I have had the pleasure of singing and playing at a number of weddings since my own wedding day nearly eleven years ago. Today's celebration was no different: sweet, joyous; the happy throngs of well-wishers; the bridal couple looking so incredibly happy they just might lift off for the moon at any moment. Here were two people ridiculously in love with each other who took the next big step of Making It Official.
Every wedding reminds me in some small way of my own.
Sweetie and I did not have a lot of money, but we had (and have) a lot of loving friends and family who helped us make the day wonderful and complete, with an overflowing potluck sweets table; delicious, homemade-from-scratch wedding cakes (in five different flavors!); Sweetie's klezmer band playing live music while two friends led us all in Israeli folk dancing on the grass; young children playing freeze tag between two large trees; and above it all the sweet sound of laughter as our guests greeted us and each other in pure joy. We had so much fun at our wedding that we wanted to stay until the very end -- which of course, we weren't supposed to do. My sister had to remind us that our guests couldn't leave until we did, and she gently steered us out the gate towards our packed bags and our romantic weekend.

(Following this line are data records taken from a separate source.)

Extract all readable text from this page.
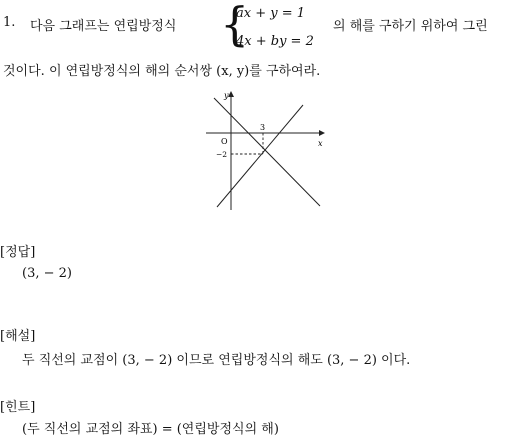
1. 다음 그래프는 연립방정식 {
ax + y = 1
4x + by = 2
의 해를 구하기 위하여 그린
것이다. 이 연립방정식의 해의 순서쌍 (x, y)를 구하여라.
y
x
O
3
−2
[정답]
(3, − 2)
[해설]
두 직선의 교점이 (3, − 2) 이므로 연립방정식의 해도 (3, − 2) 이다.
[힌트]
(두 직선의 교점의 좌표) = (연립방정식의 해)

Mostly I am reminded of our wedding when I play for another Jewish wedding, and remember the circling before the chuppah (wedding canopy). In an egalitarian wedding, each beloved in the bridal couple circles the other three times, for a total of six; and then the pair circle around each other a seventh and final time before stepping under the canopy to begin the ceremony. It is a quiet and moving thing to witness. Today I accompanied this ritual with Ellen and Peter Allards' simple, beautiful song:
All around, everywhere
All around, everywhere
Holy, holiness
In my heart, in your soul
In my heart, in your soul
Holy, Holiness
Out of the corner of my eye, as I sang, I watched the circling. While I remained firmly in the present and rooted in the task at hand, I simultaneously remembered Sweetie and I circling each other in a beautiful, green garden -- and smiled.
Every wedding is a radical act of committing oneself -- and each other -- to the obligation of working on a marriage together: to be in it for the long haul, till death do us part, no matter what may happen. I love doing music at weddings because every couple who commits to each other this way is committing the most radical act of love and trust I can think of, that of committing to something bigger than just oneself. When a couple takes this step in the presence of a loving community, that community is on the hook to uphold and support the newly married couple as they begin their shared journey. Every successful marriage strengthens all of us. We are all in it for the long haul.
Mazal tov to L and T as they begin their shared journey, and thank you for inviting me to be a helpful part of this beautiful day.